ARKANSAS, USA — COVID-19 has revealed a new set of challenges in the Arkansas court system.
“We’re having to adapt using new techniques and procedures that have never been used before,” said Robert Herzfeld, circuit judge. "And, we have to take as many precautions as we can."
Circuit Judge Robert Herzfeld, like many others, are faced with the task to achieve justice in a safe way.
"For me, that means holding court over zoom, even if connectivity is an issue,” said Herzfeld.
From the Saline County Courthouse, now to his home office, since the COVID-19 outbreak began, Herzfeld has had more than 100 virtual hearings.
Though it's been a challenge, his court staff has adjusted.
"We've adapted to new ways of handling evidence and witnesses,” said Herzfeld.
But for jury trials, come even tougher challenges, according to Herzfeld.
In March, the Arkansas Supreme Court suspended in-person hearings and that suspension recently ended July 1, but Herzfeld said it's still not safe to head back to a full courtroom.
"If you have people packed in there, all breathing the same air over a period of hours, which is what we do in regular court, that is an extremely likely way to pass on the virus if someone has it,” said Herzfeld.

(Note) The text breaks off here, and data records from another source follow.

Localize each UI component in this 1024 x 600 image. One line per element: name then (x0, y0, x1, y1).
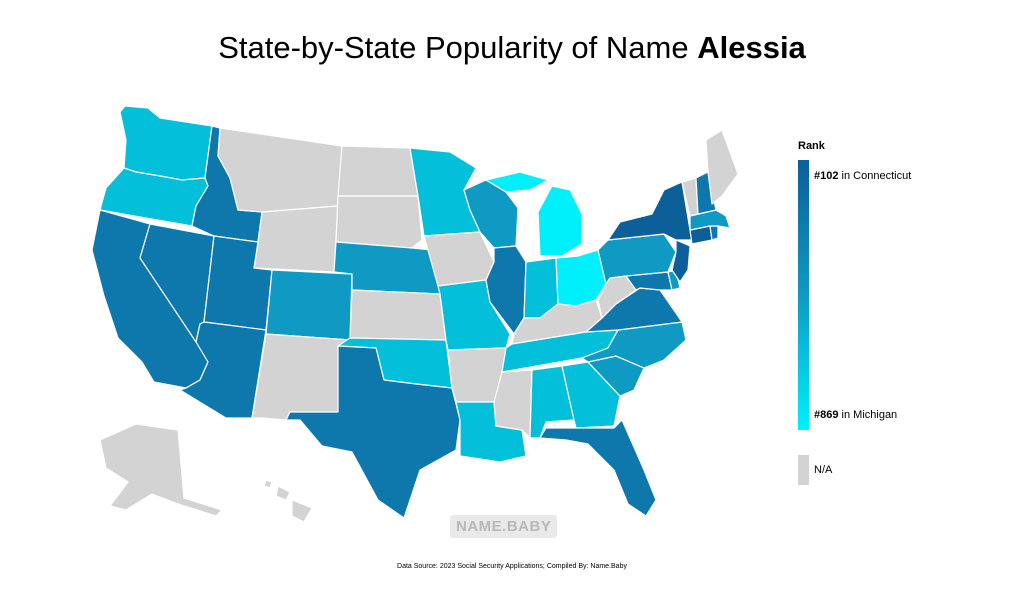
state-washington[interactable] (119, 105, 213, 181)
state-new-york[interactable] (607, 181, 693, 241)
us-map (90, 95, 760, 535)
state-rhode-island[interactable] (709, 225, 719, 241)
state-michigan[interactable] (485, 171, 583, 257)
watermark-logo: NAME.BABY (450, 515, 558, 538)
state-new-mexico[interactable] (251, 333, 351, 421)
state-colorado[interactable] (265, 269, 353, 341)
legend-title: Rank (798, 140, 825, 152)
state-new-hampshire[interactable] (695, 171, 717, 215)
legend-top-rank: #102 (814, 170, 839, 182)
legend-top-label: #102 in Connecticut (814, 170, 911, 182)
state-north-carolina[interactable] (581, 321, 687, 369)
state-massachusetts[interactable] (689, 209, 731, 231)
state-montana[interactable] (217, 127, 343, 213)
title-name: Alessia (697, 30, 806, 65)
state-south-dakota[interactable] (335, 195, 423, 249)
state-maine[interactable] (705, 129, 739, 205)
legend-na-swatch (798, 455, 809, 485)
state-kansas[interactable] (349, 289, 447, 341)
legend-bottom-rank: #869 (814, 409, 839, 421)
map-title: State-by-State Popularity of Name Alessi… (0, 30, 1024, 66)
legend-bottom-text: in Michigan (838, 409, 898, 421)
legend-top-text: in Connecticut (838, 170, 912, 182)
us-map-svg (91, 105, 739, 523)
legend-color-bar (798, 160, 809, 430)
title-prefix: State-by-State Popularity of Name (218, 30, 689, 65)
state-texas[interactable] (285, 345, 461, 519)
legend-na-label: N/A (814, 464, 833, 476)
state-florida[interactable] (539, 419, 657, 517)
state-wyoming[interactable] (253, 205, 339, 273)
state-alaska[interactable] (99, 423, 223, 517)
data-source: Data Source: 2023 Social Security Applic… (397, 563, 627, 570)
state-hawaii[interactable] (263, 479, 313, 523)
state-ohio[interactable] (555, 249, 607, 307)
legend-bottom-label: #869 in Michigan (814, 409, 897, 421)
state-north-dakota[interactable] (337, 145, 419, 197)
state-new-jersey[interactable] (671, 239, 691, 283)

Now the question is, how do the courts safely hold in-person hearings while protecting constitutional rights?
"If you have a witness wearing a mask in a criminal case, and you can't see their face, should they take their mask off, all these questions we are wrestling with,” said Herzfeld.
Many judges have turned to large event centers to achieve safety.
"Our plans are to use big screens in the event center like you would at a convention, use video technology, audio systems, to literally make sure voices will be heard."
The Arkansas Supreme Court through the chief justice’s leadership has provided thousands of dollars’ worth of PPE to the courts.